L K Day said on March 29th, 2007
Speeking of something that came out totally wrong, sheesh!
L K Day said on March 29th, 2007
Crap! I Can't spell either.
LK Day said on February 19th, 2012
I'm in white painter pants for a repeat of the route in about '81 or '82. The photo is by Frank Becker.
LK Day said on February 19th, 2012
An addendum to comment 8. I'm clearly carrying a chalk bag on the second ascent. Perhaps the first trip scared me enough that I decided seek the solace of the little bag of courage the second time around.
caribe said on June 11th, 2012
This thing was awesome. I seconded the route. I'd like to put some work into it to clean it up. Truly an exceptional piece of nature and epic experience.
pigsteak said on June 11th, 2012
caribe likes it...that's enuf for me to keep clipping bolts right there...
kman154 said on August 23rd, 2015
This is one of the best routes I have been on in a while. I led the first pitch while caribe styled the prow.
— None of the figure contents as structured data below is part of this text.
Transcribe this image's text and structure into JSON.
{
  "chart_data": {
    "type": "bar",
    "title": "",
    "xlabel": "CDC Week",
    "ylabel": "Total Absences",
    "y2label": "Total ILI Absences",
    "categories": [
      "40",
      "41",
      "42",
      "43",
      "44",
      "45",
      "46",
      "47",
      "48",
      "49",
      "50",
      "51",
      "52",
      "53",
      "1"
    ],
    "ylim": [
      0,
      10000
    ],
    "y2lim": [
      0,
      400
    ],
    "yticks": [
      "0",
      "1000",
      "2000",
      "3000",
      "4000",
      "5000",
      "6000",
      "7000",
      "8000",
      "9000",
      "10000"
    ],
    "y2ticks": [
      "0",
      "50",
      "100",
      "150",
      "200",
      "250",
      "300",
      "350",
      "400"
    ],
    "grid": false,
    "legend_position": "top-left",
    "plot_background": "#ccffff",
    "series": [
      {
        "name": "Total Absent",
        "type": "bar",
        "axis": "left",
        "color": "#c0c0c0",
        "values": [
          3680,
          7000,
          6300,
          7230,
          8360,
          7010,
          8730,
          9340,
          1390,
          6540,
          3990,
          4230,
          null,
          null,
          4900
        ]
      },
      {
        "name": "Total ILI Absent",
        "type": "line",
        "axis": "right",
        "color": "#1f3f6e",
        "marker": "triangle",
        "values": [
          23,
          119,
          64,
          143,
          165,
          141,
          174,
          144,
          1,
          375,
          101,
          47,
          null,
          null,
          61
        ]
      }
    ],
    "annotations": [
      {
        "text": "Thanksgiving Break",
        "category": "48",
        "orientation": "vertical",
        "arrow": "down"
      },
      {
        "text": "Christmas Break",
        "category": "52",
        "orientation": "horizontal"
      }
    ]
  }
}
It was awesome.
dustonian said on August 23rd, 2015
Get a room fellas
LK Day said on August 23rd, 2015
Your turn dustonian. Go climb that thing!
nitrousstone said on November 13th, 2017
How hard is this route compared to others of it's grade?
Wolf said on November 16th, 2017
It’s pretty accurate for the grade. Harder than most 10c sport routes of the last twenty years, but pretty comparable to most gear routes of its era. Don’t take the 5.9 offwidth first pitch for granted.
LK Day said on April 17th, 2020
The secret to the first pitch is to NOT do it as an off width. Do it right side in, not left side. Arm bar, layback and jam. Solid 9, maybe a little harder, but not so bad if you do it right.